Figure 8. Cross-linking of antibody thiol groups with dibromoazadione derivatives1
Disulfide bond coupling
Disulfide bonds have been used since the early days of ADCs, such as in MLN2704, CMD-401, BIWI-1, and IMGN242. A linker design containing a disulfide bond is located somewhere between the cytotoxic payload and the antibody and can facilitate a reversible linkage that can be cleaved by glutathione reduction within tumor cells to release the toxin. However, the reality is that premature severing of circulating disulfide bonds often occurs due to the presence of free cysteine, which results in the release of the payload before the tumor cells enter. The addition of a protective group, such as a methyl or dimethyl group, to the carbon adjacent to the disulfide bond has been used to increase stability in circulation by creating steric hindrance around the disulfide bond, but in many cases, it also reduces the rate of toxin release from tumor cells. In addition, even though the increased steric hindrance improves the stability of disulfide bonds, these ADCs are not as effective as conjugating drugs to engineered cysteine residues at optimal locations in the antibody sequence.

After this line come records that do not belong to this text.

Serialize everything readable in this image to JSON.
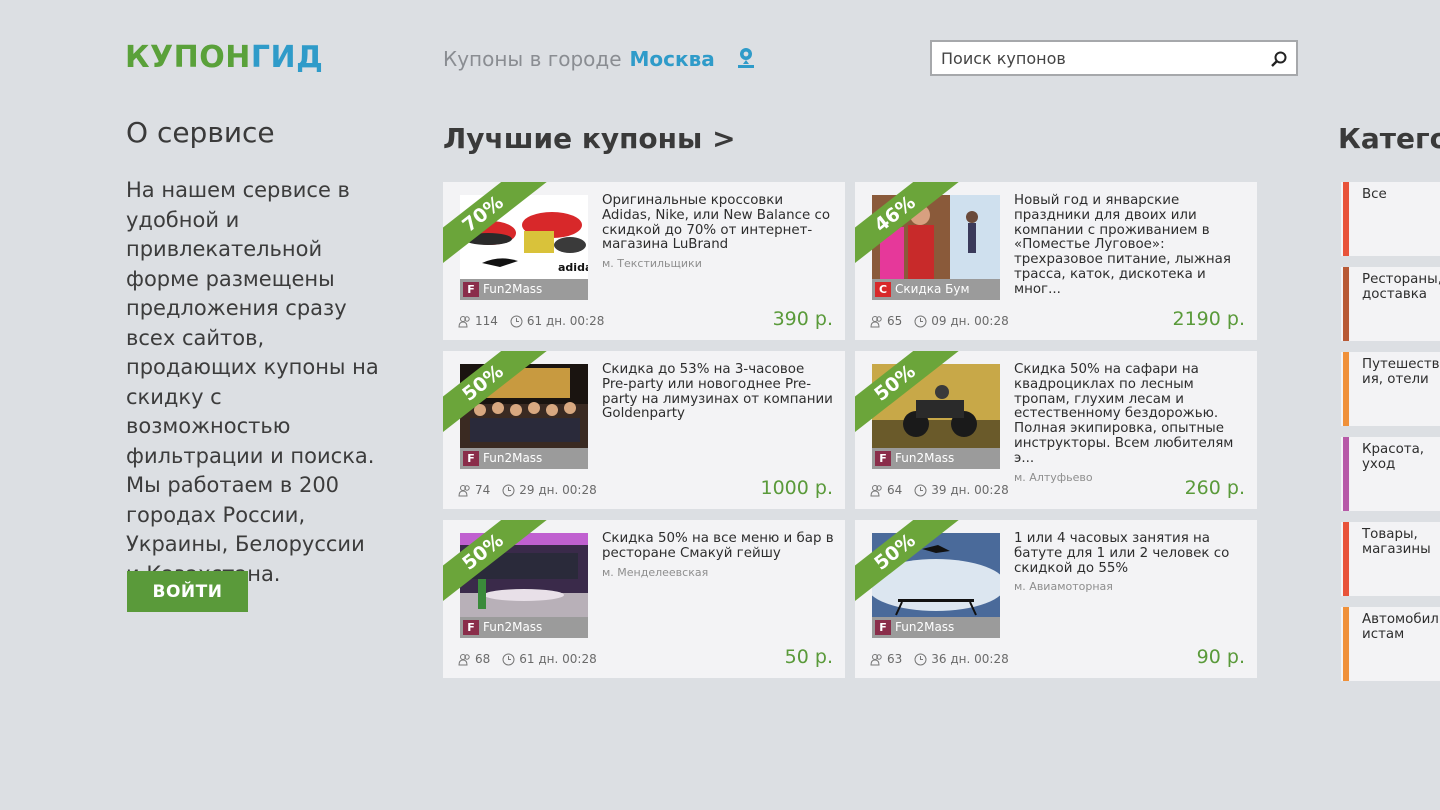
{
  "header": {
    "logo_part1": "КУПОН",
    "logo_part2": "ГИД",
    "city_label": "Купоны в городе",
    "city_name": "Москва",
    "search_placeholder": "Поиск купонов"
  },
  "about": {
    "title": "О сервисе",
    "text": "На нашем сервисе в удобной и привлекательной форме размещены предложения сразу всех сайтов, продающих купоны на скидку с возможностью фильтрации и поиска. Мы работаем в 200 городах России, Украины, Белоруссии и Казахстана.",
    "login_label": "ВОЙТИ"
  },
  "best": {
    "title": "Лучшие купоны >",
    "coupons": [
      {
        "discount": "70%",
        "title": "Оригинальные кроссовки Adidas, Nike, или New Balance со скидкой до 70% от интернет-магазина LuBrand",
        "metro": "м. Текстильщики",
        "provider": "Fun2Mass",
        "provider_letter": "F",
        "buyers": "114",
        "time": "61 дн. 00:28",
        "price": "390 р."
      },
      {
        "discount": "46%",
        "title": "Новый год и январские праздники для двоих или компании с проживанием в «Поместье Луговое»: трехразовое питание, лыжная трасса, каток, дискотека и мног...",
        "metro": "",
        "provider": "Скидка Бум",
        "provider_letter": "C",
        "buyers": "65",
        "time": "09 дн. 00:28",
        "price": "2190 р."
      },
      {
        "discount": "50%",
        "title": "Скидка до 53% на 3-часовое Pre-party или новогоднее Pre-party на лимузинах от компании Goldenparty",
        "metro": "",
        "provider": "Fun2Mass",
        "provider_letter": "F",
        "buyers": "74",
        "time": "29 дн. 00:28",
        "price": "1000 р."
      },
      {
        "discount": "50%",
        "title": "Скидка 50% на сафари на квадроциклах по лесным тропам, глухим лесам и естественному бездорожью. Полная экипировка, опытные инструкторы. Всем любителям э...",
        "metro": "м. Алтуфьево",
        "provider": "Fun2Mass",
        "provider_letter": "F",
        "buyers": "64",
        "time": "39 дн. 00:28",
        "price": "260 р."
      },
      {
        "discount": "50%",
        "title": "Скидка 50% на все меню и бар в ресторане  Смакуй гейшу",
        "metro": "м. Менделеевская",
        "provider": "Fun2Mass",
        "provider_letter": "F",
        "buyers": "68",
        "time": "61 дн. 00:28",
        "price": "50 р."
      },
      {
        "discount": "50%",
        "title": "1 или 4 часовых занятия на батуте для 1 или 2 человек со скидкой до 55%",
        "metro": "м. Авиамоторная",
        "provider": "Fun2Mass",
        "provider_letter": "F",
        "buyers": "63",
        "time": "36 дн. 00:28",
        "price": "90 р."
      }
    ]
  },
  "categories": {
    "title": "Категор",
    "items": [
      {
        "label": "Все",
        "color": "#e8533a"
      },
      {
        "label": "Рестораны, доставка",
        "color": "#b85a36"
      },
      {
        "label": "Путешеств ия, отели",
        "color": "#f0913a"
      },
      {
        "label": "Красота, уход",
        "color": "#b75aa8"
      },
      {
        "label": "Товары, магазины",
        "color": "#e8533a"
      },
      {
        "label": "Автомобил истам",
        "color": "#f0913a"
      }
    ]
  },
  "colors": {
    "accent_green": "#5a9a3a",
    "accent_blue": "#2f9bc9",
    "ribbon_green": "#6ba53a",
    "provider_fun2mass": "#8a2d4a",
    "provider_skidkabum": "#d8282a"
  }
}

For the first time, Pillow et al. directly conjugated a small molecule drug to an engineered cysteine antibody at different locations to generate a sterically unhindered disulfide bond-Mertansine ADC. The results were compared with ADCs with different sterically hindered disulfide bonds conjugated to lysine residues. The authors identified the engineered cysteine located at LC-K149C as the most stable binding site for drug attachments containing disulfide bonds. ADCs created using the LC-K149C locus show excellent circulatory stability while allowing potent glutathione (GSH)-mediated cleavage within tumor cells and thus have the highest potency against mouse human non-Hodgkin lymphoma xenografts of all mutants evaluated.
Figure 9. Disulfide bonds are produced by engineering cysteines to prepare antibody conjugates1
Reference:
- van Delft, Floris, and John M. Lambert, eds. Chemical Linkers in Antibody-Drug Conjugates (ADCs). Vol. 81. Royal Society of Chemistry, 2021.